When I was a lot younger, I questioned how the world must work. I soon figured out that my gain must be someone else's loss. If I become a rich man, then I am in some way taking away the resources of someone else e.g. in the form of food, or money for education or for some other purpose. I still believe that today, and I rationalise it by the fact that the world only works for so long when it's in some kind of harmony, some kind of equilibrium. Once you upset anything in nature, from a bee's nest to an Australian reef, you upset it for good, and it can never be the same as it was. So, if I take not just one resource from a place, but a lot more than I actually need, and waste it on my own personal enjoyment, I am ultimately doing something that is inherently detrimental to the total welfare of the planet. Like the poet said, 'No man is an island unto himself.'
It is in this context that I saw on the news yesterday that those car ('auto' if your American!) executives from Ford, Chrysler, and GM, who went to Washington with their begging bowls almost like Oliver Twist, 'Please can I have some more?'

Warren Buffet is the second richest man in the world after Bill Gates and said the following which I think is also very clever.

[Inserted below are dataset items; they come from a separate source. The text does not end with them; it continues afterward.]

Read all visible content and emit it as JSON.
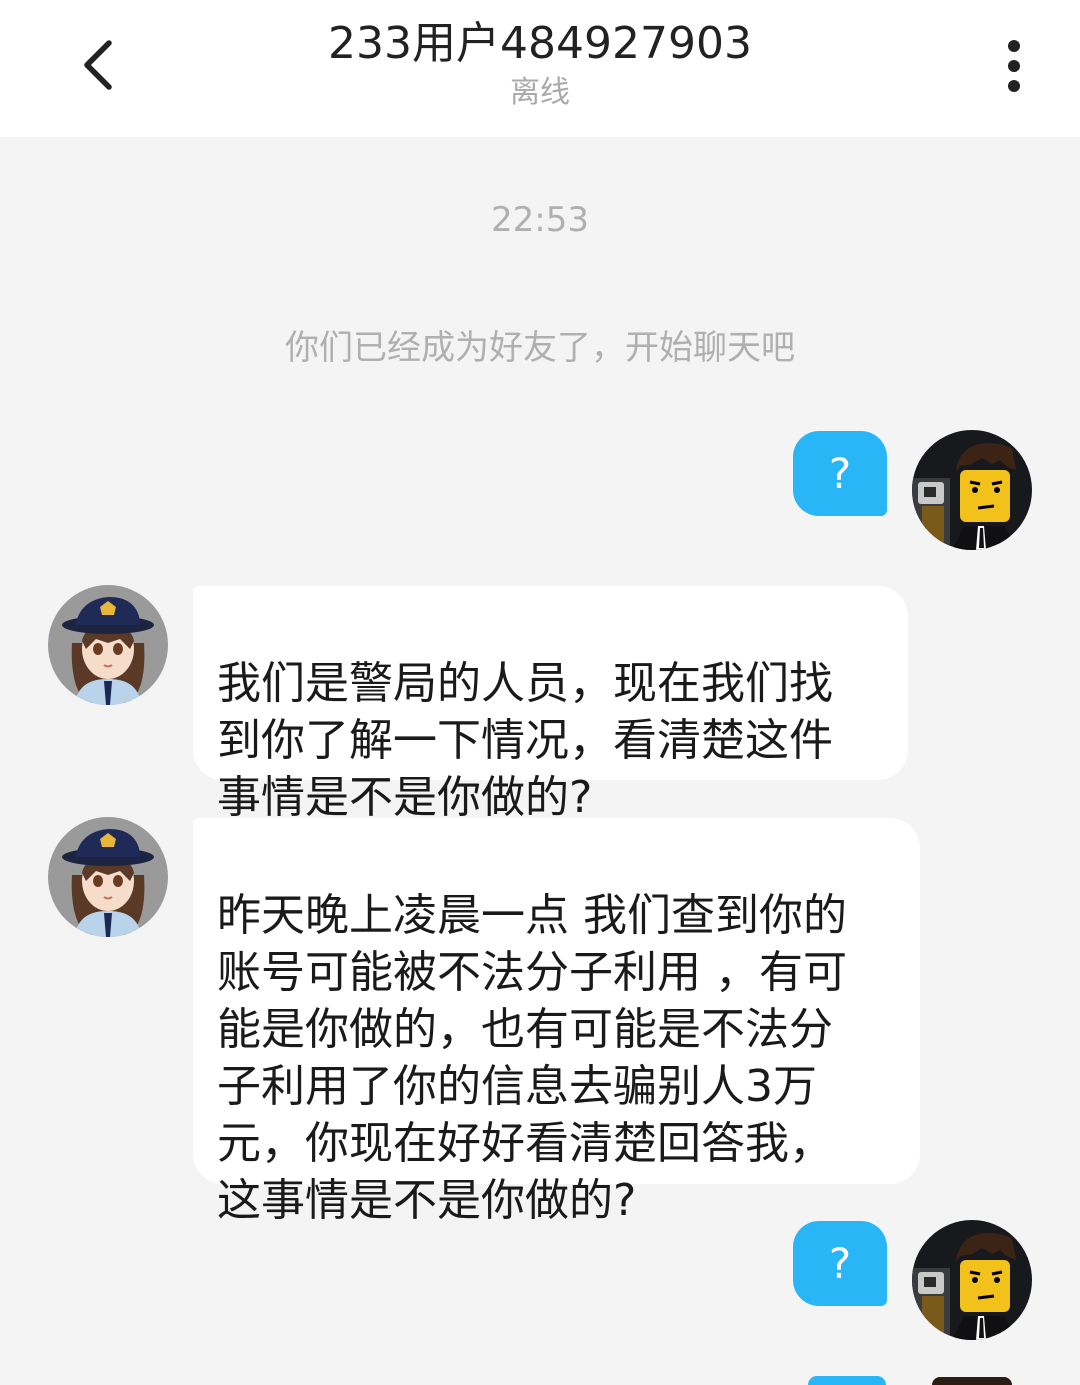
{
  "header": {
    "title": "233用户484927903",
    "status": "离线",
    "back_icon": "chevron-left-icon",
    "more_icon": "more-vertical-icon"
  },
  "chat": {
    "timestamp": "22:53",
    "system_message": "你们已经成为好友了，开始聊天吧",
    "messages": [
      {
        "side": "out",
        "text": "?"
      },
      {
        "side": "in",
        "text": "我们是警局的人员，现在我们找\n到你了解一下情况，看清楚这件\n事情是不是你做的?"
      },
      {
        "side": "in",
        "text": "昨天晚上凌晨一点 我们查到你的\n账号可能被不法分子利用 ，有可\n能是你做的，也有可能是不法分\n子利用了你的信息去骗别人3万\n元，你现在好好看清楚回答我，\n这事情是不是你做的?"
      },
      {
        "side": "out",
        "text": "?"
      }
    ]
  },
  "colors": {
    "out_bubble": "#29b6f6",
    "in_bubble": "#ffffff",
    "background": "#f4f4f4"
  }
}
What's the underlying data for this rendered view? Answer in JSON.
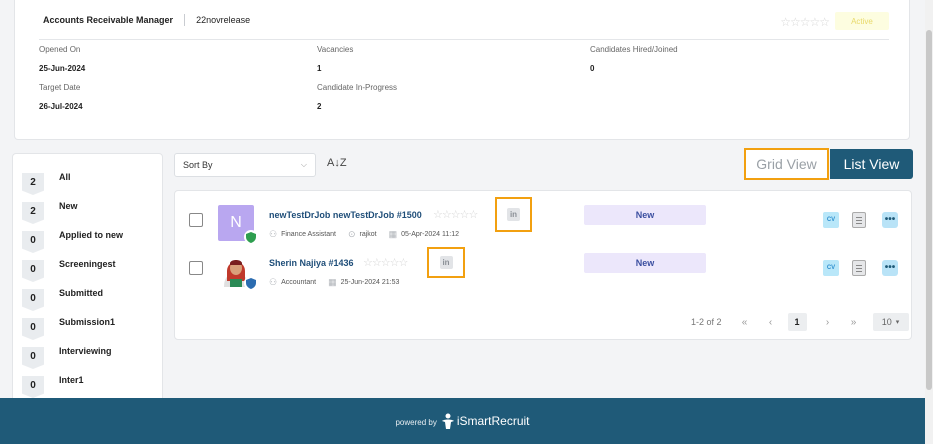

Warren Buffet's opinion (more about how things should work) which I've always loved:
"Let's say that it was 24 hours before you were born, and a genie [magic person] appeared and said, 'What I'm going to do is let you set the rules of the society into which you will be born. You can set the economic rules and the social rules, and whatever rules you set will apply during your lifetime and your children's lifetimes.' And you'll say, 'Well, that's nice, but what's the catch?' And the genie says, 'Here's the catch. You don't know if you're going to be born rich or poor, white or black, male or female, able-bodied or infirm, intelligent or retarded."
If you had that the wish granted by the genie, what kind of world would you create and why?